Saudi Arabia's government has approved the "gradual correction of pricing for some energy products", including electricity tariffs, state news agency SPA said on Tuesday, with the move to bring local fuel prices up into line with global benchmarks set to begin in January.
The agency, citing a cabinet statement, said the government had also approved the outlines for a system of financial allowances to help low and middle income households cope with the costs of its economic reforms such as removing subsidies on fuel prices.
The statement gave no details of the new fuel prices or the financial allowances approved.
A separate statement by the Saudi Electricity and Co-generation Regulatory Authority said the changes would be applied from January 1.
Industry sources said in March that Saudi Arabia may increase its domestic gasoline prices by 30% from July, but the move had apparently been delayed.
In December 2015 the kingdom raised the price of 95 octane gasoline to 0.90 riyals per litre from 0.60 riyals.
An official source said on Monday that the kingdom's government was planning to announce the launch of the system of financial allowances to help low- and middle-income households cope with the costs of economic reforms on Tuesday.
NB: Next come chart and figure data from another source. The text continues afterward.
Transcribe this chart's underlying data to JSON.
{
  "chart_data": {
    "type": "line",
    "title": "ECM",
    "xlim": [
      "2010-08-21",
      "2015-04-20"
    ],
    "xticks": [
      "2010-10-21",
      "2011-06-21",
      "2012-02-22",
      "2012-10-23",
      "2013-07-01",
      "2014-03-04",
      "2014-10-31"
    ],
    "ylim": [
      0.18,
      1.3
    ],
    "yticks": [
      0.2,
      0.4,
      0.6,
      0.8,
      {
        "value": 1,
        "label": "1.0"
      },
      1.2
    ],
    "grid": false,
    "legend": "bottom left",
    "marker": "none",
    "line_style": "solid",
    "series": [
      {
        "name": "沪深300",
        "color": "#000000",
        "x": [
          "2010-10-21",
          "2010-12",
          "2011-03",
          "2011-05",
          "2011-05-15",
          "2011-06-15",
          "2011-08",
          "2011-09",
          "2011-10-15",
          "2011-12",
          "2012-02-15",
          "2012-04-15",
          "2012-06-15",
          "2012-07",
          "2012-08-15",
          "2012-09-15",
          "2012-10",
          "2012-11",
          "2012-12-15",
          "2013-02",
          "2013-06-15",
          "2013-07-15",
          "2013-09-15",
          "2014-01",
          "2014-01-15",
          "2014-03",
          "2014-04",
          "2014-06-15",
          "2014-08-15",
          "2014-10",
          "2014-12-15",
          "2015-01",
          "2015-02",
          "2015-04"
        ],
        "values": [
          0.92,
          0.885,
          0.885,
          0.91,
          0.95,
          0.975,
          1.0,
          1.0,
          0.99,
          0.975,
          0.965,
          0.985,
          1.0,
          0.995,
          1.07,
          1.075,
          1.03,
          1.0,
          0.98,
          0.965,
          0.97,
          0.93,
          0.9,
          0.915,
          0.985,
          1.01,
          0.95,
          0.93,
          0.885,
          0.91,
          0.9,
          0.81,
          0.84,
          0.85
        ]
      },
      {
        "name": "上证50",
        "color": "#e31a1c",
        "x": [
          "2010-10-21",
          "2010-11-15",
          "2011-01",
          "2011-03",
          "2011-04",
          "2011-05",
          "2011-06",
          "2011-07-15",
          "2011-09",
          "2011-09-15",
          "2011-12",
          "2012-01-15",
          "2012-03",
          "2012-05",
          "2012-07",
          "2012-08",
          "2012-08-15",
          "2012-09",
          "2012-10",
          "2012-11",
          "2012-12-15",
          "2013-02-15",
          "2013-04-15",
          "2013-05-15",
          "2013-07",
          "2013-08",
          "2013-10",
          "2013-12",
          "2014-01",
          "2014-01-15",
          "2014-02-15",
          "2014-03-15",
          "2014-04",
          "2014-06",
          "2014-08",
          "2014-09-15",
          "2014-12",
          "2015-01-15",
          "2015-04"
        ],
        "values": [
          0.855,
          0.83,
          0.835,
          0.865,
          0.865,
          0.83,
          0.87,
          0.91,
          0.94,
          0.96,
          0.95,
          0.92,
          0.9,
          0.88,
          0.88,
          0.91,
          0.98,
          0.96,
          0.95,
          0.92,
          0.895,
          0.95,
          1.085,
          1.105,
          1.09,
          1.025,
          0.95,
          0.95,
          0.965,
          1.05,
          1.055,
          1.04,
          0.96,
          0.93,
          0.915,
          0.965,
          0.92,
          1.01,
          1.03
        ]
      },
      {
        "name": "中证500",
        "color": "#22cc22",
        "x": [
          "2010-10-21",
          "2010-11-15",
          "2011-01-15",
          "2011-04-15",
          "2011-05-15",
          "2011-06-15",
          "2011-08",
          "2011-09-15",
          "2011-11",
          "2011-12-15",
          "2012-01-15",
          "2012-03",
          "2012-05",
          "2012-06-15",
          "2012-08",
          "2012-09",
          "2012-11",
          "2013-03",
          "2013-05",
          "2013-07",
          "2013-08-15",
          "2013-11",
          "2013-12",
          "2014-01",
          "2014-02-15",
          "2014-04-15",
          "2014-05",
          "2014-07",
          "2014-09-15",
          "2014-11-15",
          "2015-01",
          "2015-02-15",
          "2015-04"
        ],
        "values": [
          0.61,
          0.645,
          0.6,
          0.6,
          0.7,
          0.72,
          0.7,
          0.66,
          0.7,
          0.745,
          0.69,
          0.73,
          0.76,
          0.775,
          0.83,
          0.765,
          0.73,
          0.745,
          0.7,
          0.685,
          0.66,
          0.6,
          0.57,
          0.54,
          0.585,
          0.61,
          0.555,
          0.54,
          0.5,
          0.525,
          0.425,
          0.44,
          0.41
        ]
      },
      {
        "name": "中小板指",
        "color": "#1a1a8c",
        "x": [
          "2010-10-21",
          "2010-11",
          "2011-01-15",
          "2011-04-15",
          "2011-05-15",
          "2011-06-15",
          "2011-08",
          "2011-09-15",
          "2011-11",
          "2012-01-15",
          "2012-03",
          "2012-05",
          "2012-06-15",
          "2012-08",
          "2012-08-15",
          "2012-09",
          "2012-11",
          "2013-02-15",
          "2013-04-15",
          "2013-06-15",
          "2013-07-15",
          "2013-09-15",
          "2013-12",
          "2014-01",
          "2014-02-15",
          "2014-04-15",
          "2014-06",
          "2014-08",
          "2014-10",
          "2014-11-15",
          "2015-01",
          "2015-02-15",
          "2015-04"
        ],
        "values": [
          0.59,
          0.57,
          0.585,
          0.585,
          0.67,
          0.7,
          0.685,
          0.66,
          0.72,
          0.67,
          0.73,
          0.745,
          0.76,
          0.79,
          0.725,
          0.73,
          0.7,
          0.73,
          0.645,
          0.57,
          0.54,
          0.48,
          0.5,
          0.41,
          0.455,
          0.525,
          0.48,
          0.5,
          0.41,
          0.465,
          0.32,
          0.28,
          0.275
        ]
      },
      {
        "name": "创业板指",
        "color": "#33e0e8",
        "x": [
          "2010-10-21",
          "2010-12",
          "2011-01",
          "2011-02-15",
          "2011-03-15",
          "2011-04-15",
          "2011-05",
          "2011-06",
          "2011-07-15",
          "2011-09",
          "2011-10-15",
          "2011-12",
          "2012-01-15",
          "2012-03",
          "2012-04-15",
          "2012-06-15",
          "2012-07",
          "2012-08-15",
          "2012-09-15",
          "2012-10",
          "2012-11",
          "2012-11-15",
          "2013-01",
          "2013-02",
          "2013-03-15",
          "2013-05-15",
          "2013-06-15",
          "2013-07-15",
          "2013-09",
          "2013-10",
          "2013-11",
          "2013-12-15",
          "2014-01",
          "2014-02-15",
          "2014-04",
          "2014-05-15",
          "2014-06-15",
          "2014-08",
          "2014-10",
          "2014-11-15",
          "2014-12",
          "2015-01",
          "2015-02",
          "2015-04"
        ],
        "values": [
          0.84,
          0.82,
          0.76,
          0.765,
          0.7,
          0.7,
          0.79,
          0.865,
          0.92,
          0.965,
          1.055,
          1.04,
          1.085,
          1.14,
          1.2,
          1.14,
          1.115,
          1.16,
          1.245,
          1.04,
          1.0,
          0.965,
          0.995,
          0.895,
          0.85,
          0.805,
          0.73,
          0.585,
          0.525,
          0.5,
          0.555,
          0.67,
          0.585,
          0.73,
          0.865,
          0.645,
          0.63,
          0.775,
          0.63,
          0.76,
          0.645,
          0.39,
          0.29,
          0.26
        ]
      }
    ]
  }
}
The government originally said last December that it planned to introduce such a system. Reforms such as fuel price hikes and changes to public sector salaries and allowances have reduced the disposable incomes of many households, and more such reforms are on the way as the government strengthens its finances in an era of low oil prices.
In its December statement, the government said it would pay the allowance directly to households in cash, and that the first payment would be made before the next hike in energy prices.